I stopped by Art House to see what’s on the walls and saw a large display of art by local and national artists, mostly modernist decorative art. I won’t write about all of it; there’s too much for that, but I will mention three artists whose work I enjoyed: Jean Tudor, Phyllis O’Gara Currens and Janet Richardson Baughman. Tudor and Currens are local; Baughman hails from Michigan.
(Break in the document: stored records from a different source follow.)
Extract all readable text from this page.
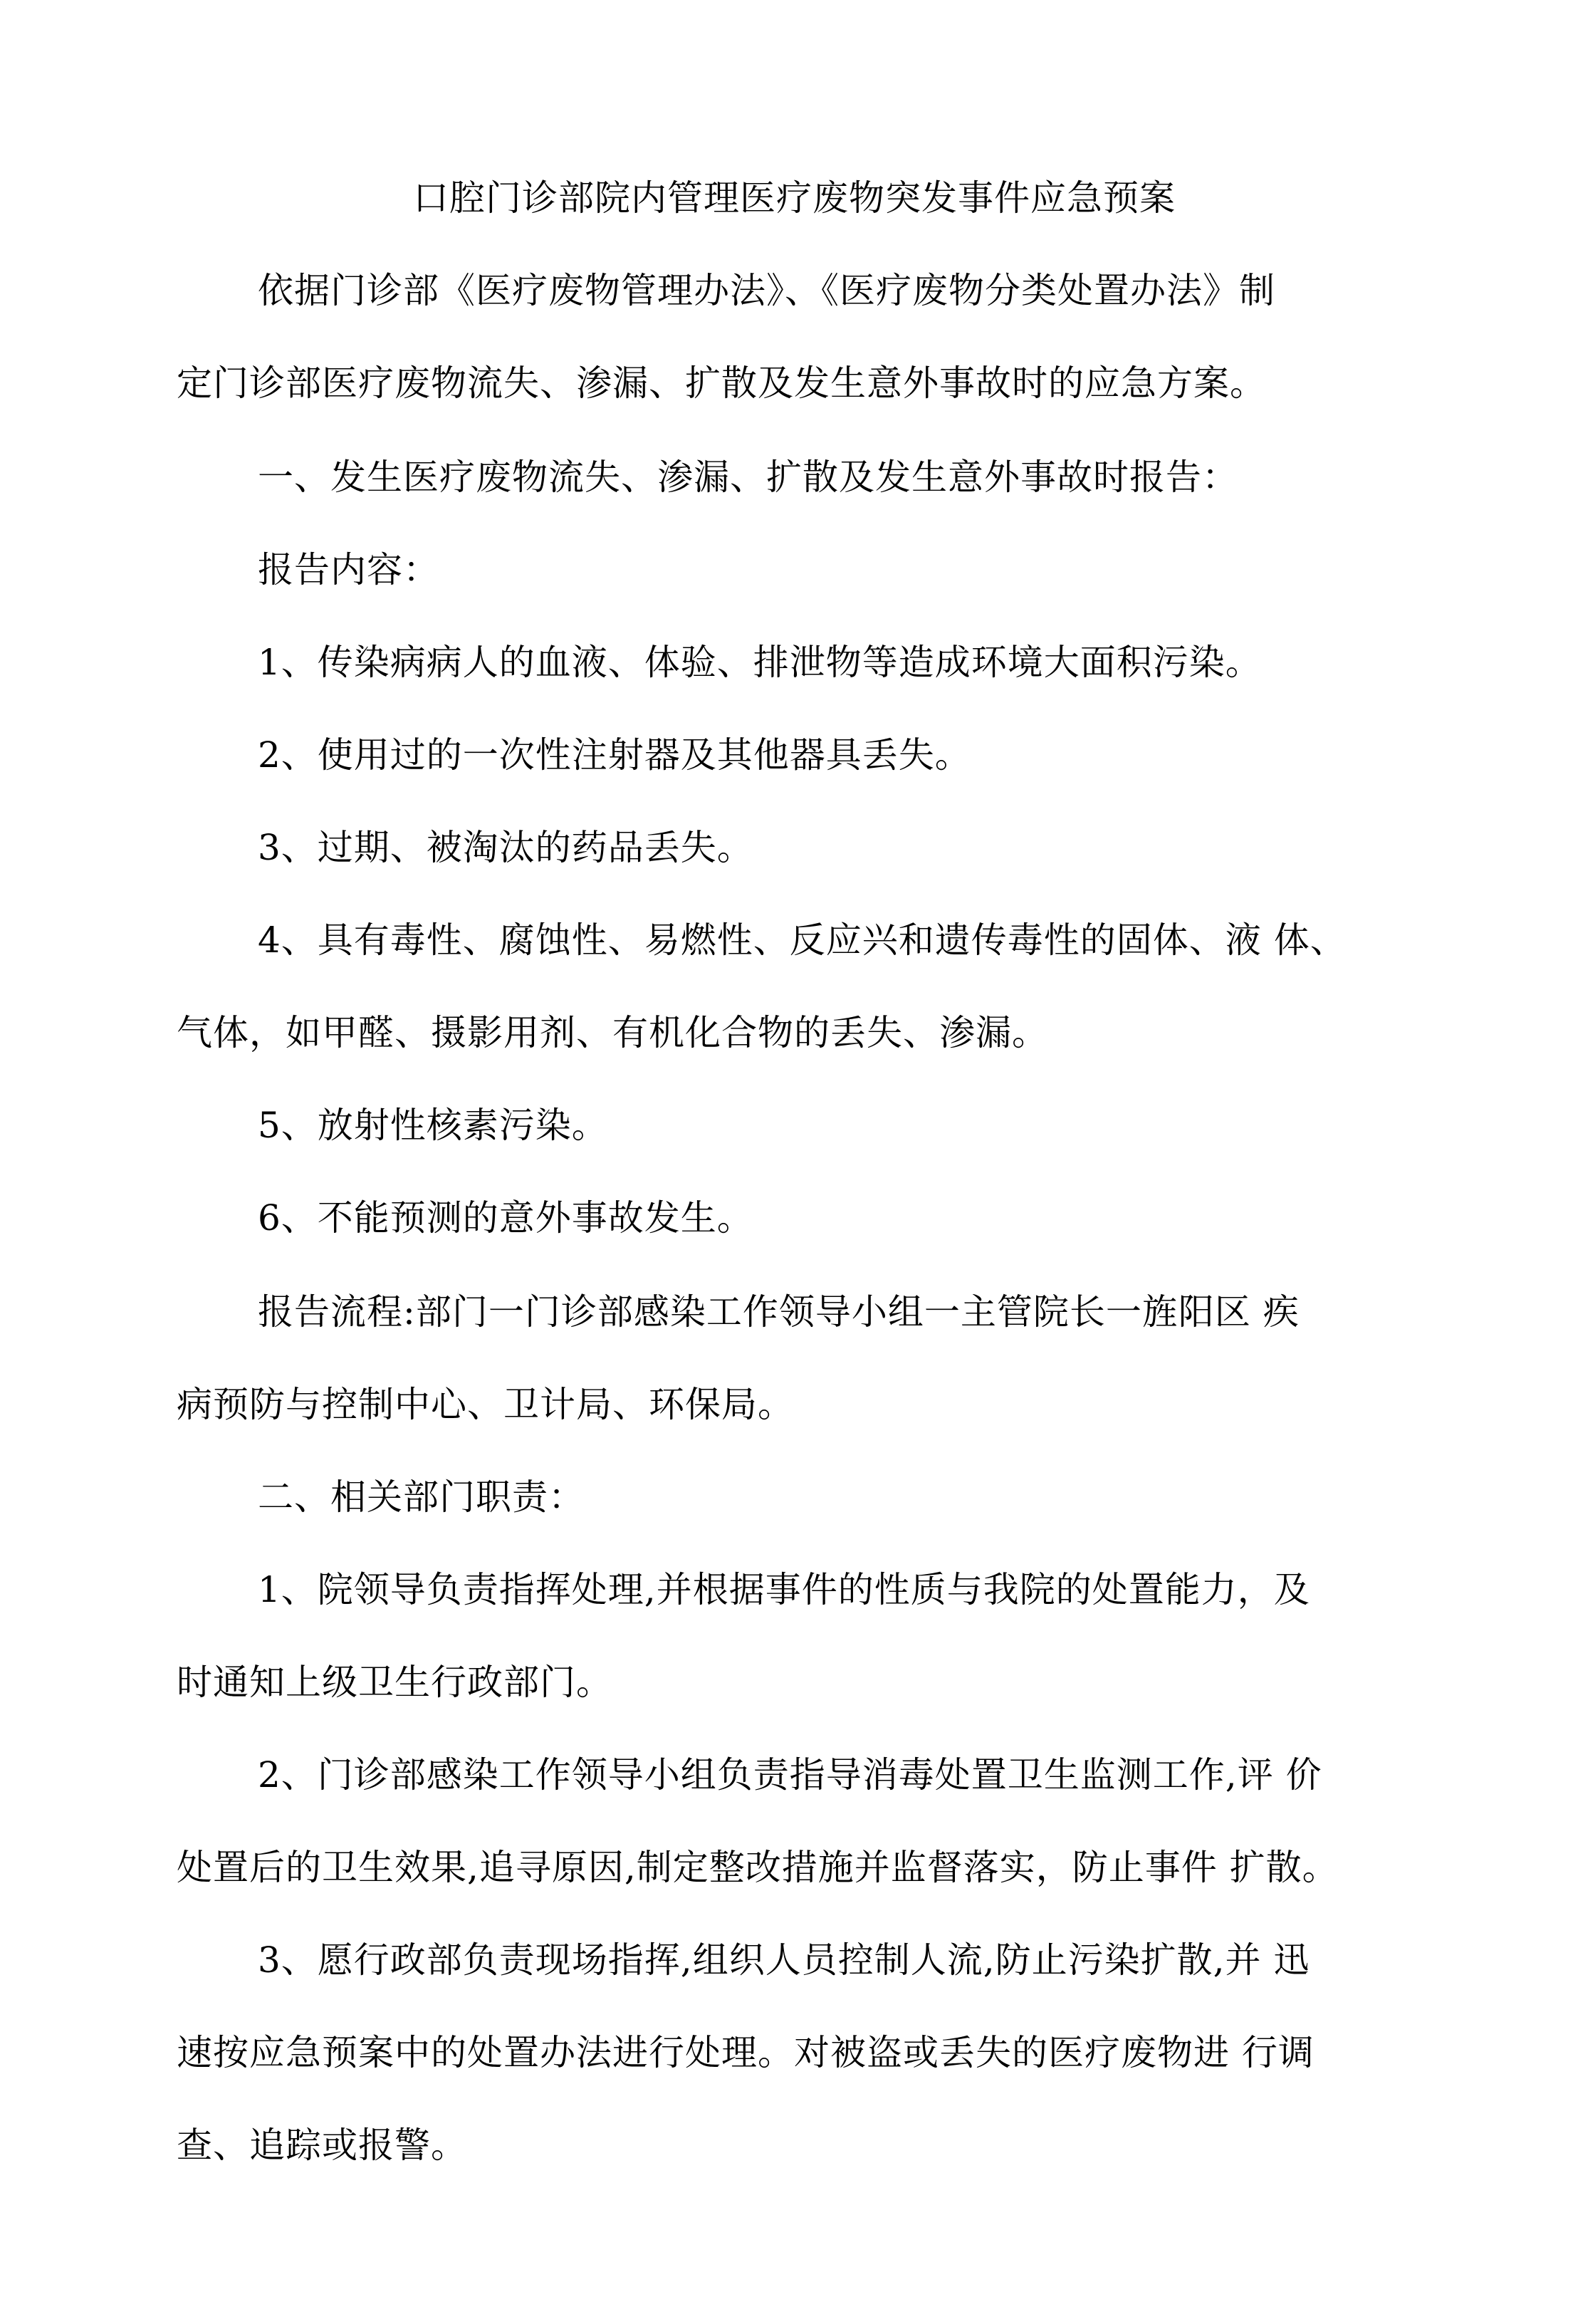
口腔门诊部院内管理医疗废物突发事件应急预案
依据门诊部《医疗废物管理办法》、《医疗废物分类处置办法》制
定门诊部医疗废物流失、渗漏、扩散及发生意外事故时的应急方案。
一、发生医疗废物流失、渗漏、扩散及发生意外事故时报告：
报告内容：
1、传染病病人的血液、体验、排泄物等造成环境大面积污染。
2、使用过的一次性注射器及其他器具丢失。
3、过期、被淘汰的药品丢失。
4、具有毒性、腐蚀性、易燃性、反应兴和遗传毒性的固体、液 体、
气体，如甲醛、摄影用剂、有机化合物的丢失、渗漏。
5、放射性核素污染。
6、不能预测的意外事故发生。
报告流程:部门一门诊部感染工作领导小组一主管院长一旌阳区 疾
病预防与控制中心、卫计局、环保局。
二、相关部门职责：
1、院领导负责指挥处理,并根据事件的性质与我院的处置能力，及
时通知上级卫生行政部门。
2、门诊部感染工作领导小组负责指导消毒处置卫生监测工作,评 价
处置后的卫生效果,追寻原因,制定整改措施并监督落实，防止事件 扩散。
3、愿行政部负责现场指挥,组织人员控制人流,防止污染扩散,并 迅
速按应急预案中的处置办法进行处理。对被盗或丢失的医疗废物进 行调
查、追踪或报警。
Tudor is an enamel artist. She makes decorative and colorful little enamel pieces that are inspired by the Spanish architect Antoni Gaudi whose famous buildings Casa Mila and Casa Battla in Barcelona are so famous for their strange shapes and modern gothic decoration that his name gave rise to the word gaudy (look it up if you must). Unlike Gaudi’s ceramic decorations, however, Tudor’s enamels are pretty and jewel-like. They are semi-abstract forms based on architecture in circular shapes mounted on what appears to be either black enamel or marble boxes. They also have an early American crafts feel about them but are more highly polished. I don’t think the early American look is intentional; it’s just the feeling I get from them.
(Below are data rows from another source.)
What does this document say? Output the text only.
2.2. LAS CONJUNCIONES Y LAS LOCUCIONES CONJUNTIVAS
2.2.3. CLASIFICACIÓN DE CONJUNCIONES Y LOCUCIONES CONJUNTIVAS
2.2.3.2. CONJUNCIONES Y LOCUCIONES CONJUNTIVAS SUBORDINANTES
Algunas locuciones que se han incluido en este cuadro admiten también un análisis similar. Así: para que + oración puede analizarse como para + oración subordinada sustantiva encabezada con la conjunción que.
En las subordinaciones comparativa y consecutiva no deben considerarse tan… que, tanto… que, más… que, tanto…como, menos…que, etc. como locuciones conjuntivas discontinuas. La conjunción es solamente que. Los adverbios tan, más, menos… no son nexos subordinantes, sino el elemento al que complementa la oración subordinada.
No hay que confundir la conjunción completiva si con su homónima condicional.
Currens is showing a group of mixed-media collages inspired by landscape. They consist of densely packed and somewhat rough and jagged shapes painted in bright hues and cut out of canvas and collaged in patterns that simulate rock-strewn scenes without actually looking like specific scenes. As landscapes go, these represent untrammeled and hard-to-traverse terrains filled with rocks and fallen limbs, not the kind of bucolic landscapes we see too much of in popular art. My favorite is one called Stones from Spain. It depicts in abstract terms a forest scene with a kind of window in the sky opening onto yet another scene with a bright blue sky.
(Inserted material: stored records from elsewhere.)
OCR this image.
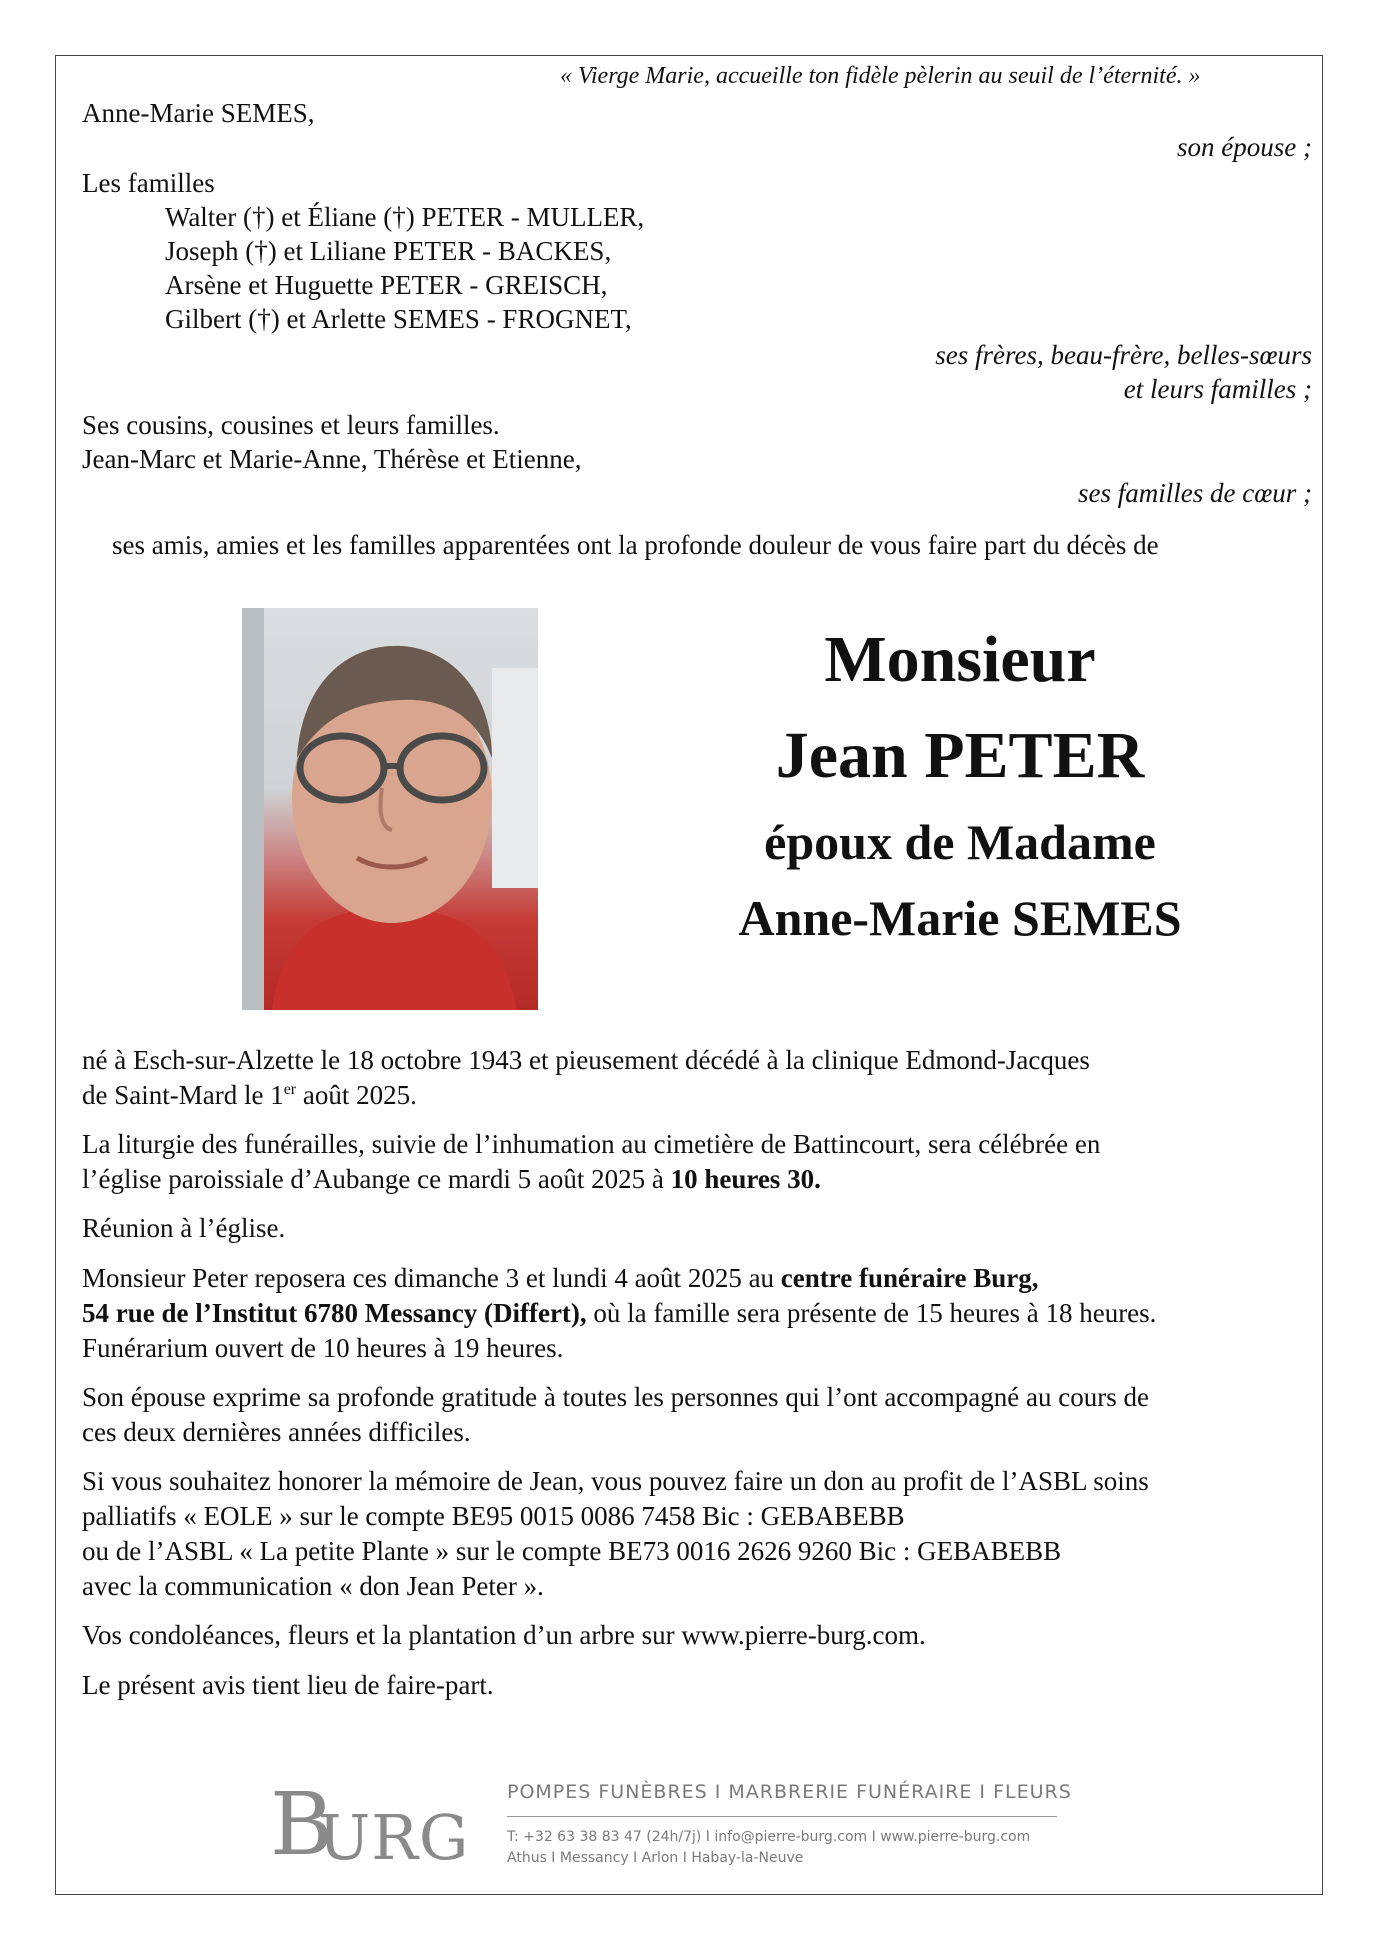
« Vierge Marie, accueille ton fidèle pèlerin au seuil de l’éternité. »
Anne-Marie SEMES,
son épouse ;
Les familles
Walter (†) et Éliane (†) PETER - MULLER,
Joseph (†) et Liliane PETER - BACKES,
Arsène et Huguette PETER - GREISCH,
Gilbert (†) et Arlette SEMES - FROGNET,
ses frères, beau-frère, belles-sœurs
et leurs familles ;
Ses cousins, cousines et leurs familles.
Jean-Marc et Marie-Anne, Thérèse et Etienne,
ses familles de cœur ;
ses amis, amies et les familles apparentées ont la profonde douleur de vous faire part du décès de
Monsieur
Jean PETER
époux de Madame
Anne-Marie SEMES

né à Esch-sur-Alzette le 18 octobre 1943 et pieusement décédé à la clinique Edmond-Jacques

de Saint-Mard le 1er août 2025.

La liturgie des funérailles, suivie de l’inhumation au cimetière de Battincourt, sera célébrée en

l’église paroissiale d’Aubange ce mardi 5 août 2025 à 10 heures 30.

Réunion à l’église.

Monsieur Peter reposera ces dimanche 3 et lundi 4 août 2025 au centre funéraire Burg,

54 rue de l’Institut 6780 Messancy (Differt), où la famille sera présente de 15 heures à 18 heures.

Funérarium ouvert de 10 heures à 19 heures.

Son épouse exprime sa profonde gratitude à toutes les personnes qui l’ont accompagné au cours de

ces deux dernières années difficiles.

Si vous souhaitez honorer la mémoire de Jean, vous pouvez faire un don au profit de l’ASBL soins

palliatifs « EOLE » sur le compte BE95 0015 0086 7458 Bic : GEBABEBB

ou de l’ASBL « La petite Plante » sur le compte BE73 0016 2626 9260 Bic : GEBABEBB

avec la communication « don Jean Peter ».

Vos condoléances, fleurs et la plantation d’un arbre sur www.pierre-burg.com.

Le présent avis tient lieu de faire-part.

B
URG
POMPES FUNÈBRES I MARBRERIE FUNÉRAIRE I FLEURS
T: +32 63 38 83 47 (24h/7j) I info@pierre-burg.com I www.pierre-burg.com
Athus I Messancy I Arlon I Habay-la-Neuve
Speaking of bucolic, Baughman’s oil on paper paintings are just that. She has three paintings on display; each of them is long and thin, one vertical and two horizontal. They are simple abstract forms broken into square shapes in soft colors. The paint is applied like a thick paste, scraped and gouged in some areas and slick as an ice skating rink in other areas. Her paintings look almost like polished ceramic surfaces, which makes sense because she is a ceramicist as well as a painter. I particularly like the rough, Zen-like circular shapes in a couple of her paintings, which remind me of Robert Motherwell, and the soft glow of red and violet against white and cream backgrounds. They are contemplative and restful.
Tudor and Curren’s work will remain up through the month, and they will be showing with local artist Laraine Wade beginning June 27. That show will be kicked off with a performance Friday, June 27, by R&B recording artist and Broadway musical star Shoshana Bean. There will be an artists’ reception that night from 5 to 7 p.m., and Bean’s performance will start at 8 p.m.